To overcome this problem, I changed the script so it takes the complete editor text as one string. I tried the following:

String newSentence = tableSentence.replaceAll(" ", "\\s+")
Pattern p = Pattern.compile(newSentence)
Matcher contentMatcher = p.matcher(editorContent) // editorContent is a string
if (contentMatcher.find()) {
// Get index offset of string and length of string

By changing all spaces into \s+, I hoped to get the match. However, this does not work because it will look like the following:

  • editorContent: The\nright\n\ttasks.

  • tableSentence: The right tasks.

  • NewSentence: Thes+rights+tasks. // After the 'replaceAll' action

  • Should be: The\s+right\s+tasks.

So, my question is: how can I adjust the input for the compiler?
I am inexperienced when it comes to Java, so I do not see how to change this.. And I unfortunately cannot change the Python script to also return the full sentences...

Answer Source

Add a third and fourth backslash to your regex, so it looks like this: \\\\s+.
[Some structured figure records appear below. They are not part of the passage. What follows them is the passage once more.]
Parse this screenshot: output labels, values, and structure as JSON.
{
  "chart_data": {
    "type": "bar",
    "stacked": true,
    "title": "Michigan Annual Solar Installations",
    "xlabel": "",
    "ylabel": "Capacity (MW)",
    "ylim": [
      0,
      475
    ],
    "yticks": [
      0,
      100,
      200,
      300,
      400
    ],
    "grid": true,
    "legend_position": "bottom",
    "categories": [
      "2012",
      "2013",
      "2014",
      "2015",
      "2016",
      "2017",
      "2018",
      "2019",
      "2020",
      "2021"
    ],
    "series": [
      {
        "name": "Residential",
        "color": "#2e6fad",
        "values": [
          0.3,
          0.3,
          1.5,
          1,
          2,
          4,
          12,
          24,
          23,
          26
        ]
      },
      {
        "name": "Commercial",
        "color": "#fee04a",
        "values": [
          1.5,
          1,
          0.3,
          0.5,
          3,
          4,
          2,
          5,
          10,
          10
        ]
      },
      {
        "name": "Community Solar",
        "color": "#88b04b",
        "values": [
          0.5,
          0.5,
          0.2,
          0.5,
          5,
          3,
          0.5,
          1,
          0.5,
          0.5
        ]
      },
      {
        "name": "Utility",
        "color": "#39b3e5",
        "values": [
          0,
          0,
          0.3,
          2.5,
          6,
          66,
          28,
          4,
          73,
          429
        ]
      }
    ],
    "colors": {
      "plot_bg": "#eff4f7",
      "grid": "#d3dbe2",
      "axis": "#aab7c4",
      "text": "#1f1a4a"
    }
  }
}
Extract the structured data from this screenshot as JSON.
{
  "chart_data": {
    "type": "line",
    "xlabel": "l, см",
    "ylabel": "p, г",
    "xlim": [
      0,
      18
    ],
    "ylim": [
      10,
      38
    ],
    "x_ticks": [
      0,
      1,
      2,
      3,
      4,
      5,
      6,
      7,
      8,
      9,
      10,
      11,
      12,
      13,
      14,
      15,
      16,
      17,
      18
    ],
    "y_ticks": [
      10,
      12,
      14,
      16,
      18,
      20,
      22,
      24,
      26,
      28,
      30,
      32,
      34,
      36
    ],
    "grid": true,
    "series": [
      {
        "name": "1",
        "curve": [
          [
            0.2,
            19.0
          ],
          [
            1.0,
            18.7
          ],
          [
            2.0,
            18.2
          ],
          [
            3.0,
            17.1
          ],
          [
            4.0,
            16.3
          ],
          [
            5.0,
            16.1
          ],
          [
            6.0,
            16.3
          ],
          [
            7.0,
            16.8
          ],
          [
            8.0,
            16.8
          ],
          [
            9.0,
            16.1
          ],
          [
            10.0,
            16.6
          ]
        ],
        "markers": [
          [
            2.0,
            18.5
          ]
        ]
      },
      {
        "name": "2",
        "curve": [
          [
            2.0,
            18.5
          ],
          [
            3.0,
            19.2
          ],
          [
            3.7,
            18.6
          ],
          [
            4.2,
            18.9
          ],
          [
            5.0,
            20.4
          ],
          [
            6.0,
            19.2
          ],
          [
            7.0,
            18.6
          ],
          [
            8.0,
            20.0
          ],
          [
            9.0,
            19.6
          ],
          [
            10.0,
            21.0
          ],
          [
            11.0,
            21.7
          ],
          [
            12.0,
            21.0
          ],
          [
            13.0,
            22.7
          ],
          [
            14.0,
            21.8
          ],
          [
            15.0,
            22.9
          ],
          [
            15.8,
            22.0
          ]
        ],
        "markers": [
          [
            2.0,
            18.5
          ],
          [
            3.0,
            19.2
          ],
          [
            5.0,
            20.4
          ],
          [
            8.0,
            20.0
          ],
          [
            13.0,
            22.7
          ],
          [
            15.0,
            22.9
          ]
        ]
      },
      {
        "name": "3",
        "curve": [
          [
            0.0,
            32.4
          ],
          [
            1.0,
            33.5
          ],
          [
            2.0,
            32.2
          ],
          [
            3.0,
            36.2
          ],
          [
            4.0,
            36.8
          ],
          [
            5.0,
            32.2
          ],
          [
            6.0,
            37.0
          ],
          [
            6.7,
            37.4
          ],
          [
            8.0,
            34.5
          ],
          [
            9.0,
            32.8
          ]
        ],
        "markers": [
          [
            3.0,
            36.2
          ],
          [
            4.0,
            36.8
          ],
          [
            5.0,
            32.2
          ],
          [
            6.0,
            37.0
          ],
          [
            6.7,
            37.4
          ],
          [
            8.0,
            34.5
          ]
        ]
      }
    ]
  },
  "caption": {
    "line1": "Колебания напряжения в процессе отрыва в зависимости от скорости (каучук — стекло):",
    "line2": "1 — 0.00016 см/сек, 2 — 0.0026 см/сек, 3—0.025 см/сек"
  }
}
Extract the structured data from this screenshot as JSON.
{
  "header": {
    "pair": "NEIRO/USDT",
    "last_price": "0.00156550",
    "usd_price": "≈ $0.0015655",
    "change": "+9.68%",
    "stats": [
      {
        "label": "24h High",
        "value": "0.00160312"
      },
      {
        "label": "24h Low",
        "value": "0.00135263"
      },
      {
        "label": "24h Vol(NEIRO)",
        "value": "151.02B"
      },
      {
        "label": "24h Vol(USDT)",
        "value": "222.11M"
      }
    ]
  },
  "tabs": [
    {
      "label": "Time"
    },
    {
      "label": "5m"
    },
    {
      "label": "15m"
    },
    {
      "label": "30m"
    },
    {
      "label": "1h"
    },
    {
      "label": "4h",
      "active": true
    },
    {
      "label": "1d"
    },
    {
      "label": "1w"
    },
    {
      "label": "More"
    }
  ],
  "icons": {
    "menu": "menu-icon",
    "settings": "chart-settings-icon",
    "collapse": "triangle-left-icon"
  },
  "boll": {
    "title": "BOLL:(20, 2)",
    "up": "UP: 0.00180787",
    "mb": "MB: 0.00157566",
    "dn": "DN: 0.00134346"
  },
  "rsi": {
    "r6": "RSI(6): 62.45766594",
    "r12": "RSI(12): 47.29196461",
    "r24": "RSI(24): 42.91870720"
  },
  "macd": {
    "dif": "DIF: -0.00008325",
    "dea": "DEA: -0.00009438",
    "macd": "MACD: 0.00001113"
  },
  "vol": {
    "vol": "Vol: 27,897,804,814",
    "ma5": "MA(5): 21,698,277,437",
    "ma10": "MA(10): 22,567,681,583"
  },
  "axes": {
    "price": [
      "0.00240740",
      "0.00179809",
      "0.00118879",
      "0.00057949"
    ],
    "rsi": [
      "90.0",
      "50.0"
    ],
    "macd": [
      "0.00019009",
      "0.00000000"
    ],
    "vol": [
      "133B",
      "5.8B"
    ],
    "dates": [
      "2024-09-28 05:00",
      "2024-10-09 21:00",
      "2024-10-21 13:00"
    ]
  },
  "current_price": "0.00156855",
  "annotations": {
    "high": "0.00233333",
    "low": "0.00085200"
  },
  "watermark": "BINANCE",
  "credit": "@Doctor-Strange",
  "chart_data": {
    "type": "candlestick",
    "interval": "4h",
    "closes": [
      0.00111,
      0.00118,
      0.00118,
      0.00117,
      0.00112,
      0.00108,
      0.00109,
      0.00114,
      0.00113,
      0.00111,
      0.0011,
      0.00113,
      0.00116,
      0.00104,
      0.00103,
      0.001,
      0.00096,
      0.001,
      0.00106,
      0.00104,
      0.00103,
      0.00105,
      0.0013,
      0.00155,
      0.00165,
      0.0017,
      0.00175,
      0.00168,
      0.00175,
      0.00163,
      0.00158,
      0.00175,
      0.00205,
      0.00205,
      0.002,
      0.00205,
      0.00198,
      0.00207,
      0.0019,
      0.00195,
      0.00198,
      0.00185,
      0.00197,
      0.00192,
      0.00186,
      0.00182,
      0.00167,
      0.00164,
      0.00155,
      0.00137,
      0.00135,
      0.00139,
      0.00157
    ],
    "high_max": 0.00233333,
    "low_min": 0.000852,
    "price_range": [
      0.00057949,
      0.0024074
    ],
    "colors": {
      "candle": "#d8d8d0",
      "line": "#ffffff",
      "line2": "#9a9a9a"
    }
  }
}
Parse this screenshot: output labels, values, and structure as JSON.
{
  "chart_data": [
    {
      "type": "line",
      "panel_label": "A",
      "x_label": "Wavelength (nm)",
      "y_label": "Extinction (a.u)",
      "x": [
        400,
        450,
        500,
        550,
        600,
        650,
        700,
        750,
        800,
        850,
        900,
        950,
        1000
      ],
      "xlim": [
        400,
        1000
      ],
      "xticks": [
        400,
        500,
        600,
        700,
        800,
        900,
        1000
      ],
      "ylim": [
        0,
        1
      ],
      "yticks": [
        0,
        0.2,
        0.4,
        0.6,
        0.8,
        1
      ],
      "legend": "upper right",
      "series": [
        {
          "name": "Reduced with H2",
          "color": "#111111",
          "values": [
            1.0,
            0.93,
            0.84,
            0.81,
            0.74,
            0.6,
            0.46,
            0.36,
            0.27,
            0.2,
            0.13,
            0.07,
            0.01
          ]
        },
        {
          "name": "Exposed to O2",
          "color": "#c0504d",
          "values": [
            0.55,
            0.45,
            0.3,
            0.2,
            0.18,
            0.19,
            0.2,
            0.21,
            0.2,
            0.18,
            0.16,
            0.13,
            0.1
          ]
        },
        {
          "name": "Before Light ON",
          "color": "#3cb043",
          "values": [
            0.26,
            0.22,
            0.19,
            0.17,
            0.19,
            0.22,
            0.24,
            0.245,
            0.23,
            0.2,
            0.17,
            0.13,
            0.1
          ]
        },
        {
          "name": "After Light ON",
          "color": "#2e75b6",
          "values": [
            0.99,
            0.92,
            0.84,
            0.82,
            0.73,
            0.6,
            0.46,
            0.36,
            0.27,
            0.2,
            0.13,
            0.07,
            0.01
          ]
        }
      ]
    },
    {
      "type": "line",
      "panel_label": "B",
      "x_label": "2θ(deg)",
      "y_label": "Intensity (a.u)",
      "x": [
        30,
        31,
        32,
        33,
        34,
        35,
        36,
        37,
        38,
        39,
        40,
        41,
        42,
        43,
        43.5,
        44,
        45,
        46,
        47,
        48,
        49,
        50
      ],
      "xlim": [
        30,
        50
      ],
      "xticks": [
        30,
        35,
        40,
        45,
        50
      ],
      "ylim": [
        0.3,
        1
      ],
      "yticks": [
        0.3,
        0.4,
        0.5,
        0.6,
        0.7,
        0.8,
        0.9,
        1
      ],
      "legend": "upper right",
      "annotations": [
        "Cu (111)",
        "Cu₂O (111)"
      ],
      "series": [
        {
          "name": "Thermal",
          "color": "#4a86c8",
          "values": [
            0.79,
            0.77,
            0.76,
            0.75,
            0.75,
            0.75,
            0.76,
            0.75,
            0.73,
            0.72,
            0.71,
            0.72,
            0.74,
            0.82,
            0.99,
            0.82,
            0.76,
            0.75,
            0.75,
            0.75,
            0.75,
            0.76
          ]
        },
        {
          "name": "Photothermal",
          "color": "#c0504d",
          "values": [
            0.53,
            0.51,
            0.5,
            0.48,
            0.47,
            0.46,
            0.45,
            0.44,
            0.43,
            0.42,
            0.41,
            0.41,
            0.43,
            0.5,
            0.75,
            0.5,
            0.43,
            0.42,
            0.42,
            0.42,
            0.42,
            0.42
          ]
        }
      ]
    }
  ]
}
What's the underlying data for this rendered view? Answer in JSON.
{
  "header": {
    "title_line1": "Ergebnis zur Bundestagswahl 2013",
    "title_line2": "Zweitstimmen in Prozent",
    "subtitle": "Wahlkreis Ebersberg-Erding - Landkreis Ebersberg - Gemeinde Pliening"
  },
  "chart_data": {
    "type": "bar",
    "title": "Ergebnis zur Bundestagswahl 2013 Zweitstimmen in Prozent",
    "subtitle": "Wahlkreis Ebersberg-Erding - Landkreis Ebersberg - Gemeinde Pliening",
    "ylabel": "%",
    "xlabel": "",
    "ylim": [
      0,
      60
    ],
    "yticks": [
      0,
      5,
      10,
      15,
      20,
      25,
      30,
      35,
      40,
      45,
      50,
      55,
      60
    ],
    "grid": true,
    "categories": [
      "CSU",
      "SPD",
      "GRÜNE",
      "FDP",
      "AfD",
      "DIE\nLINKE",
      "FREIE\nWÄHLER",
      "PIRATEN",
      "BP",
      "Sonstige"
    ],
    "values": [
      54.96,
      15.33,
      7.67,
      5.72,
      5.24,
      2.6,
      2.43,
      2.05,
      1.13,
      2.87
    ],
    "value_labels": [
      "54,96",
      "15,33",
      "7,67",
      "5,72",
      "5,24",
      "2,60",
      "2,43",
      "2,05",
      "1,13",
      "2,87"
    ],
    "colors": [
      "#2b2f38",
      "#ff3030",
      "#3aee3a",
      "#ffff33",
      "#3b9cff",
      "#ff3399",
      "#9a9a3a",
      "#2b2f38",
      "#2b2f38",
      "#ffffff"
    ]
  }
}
Java doesn't have raw (or verbatim) strings, so you have to escape a backslash, so in regex engine it will treat it as a double backslash. This should solve the problem of adding a s+ instead of your spaces.

When you type a regex in code it goes like this:

 |     # Compile time
 |     # regex parsing 
 \s+   # actual regex used

Updated my answer according to @nhahtdh comment (fixed number of backslashes)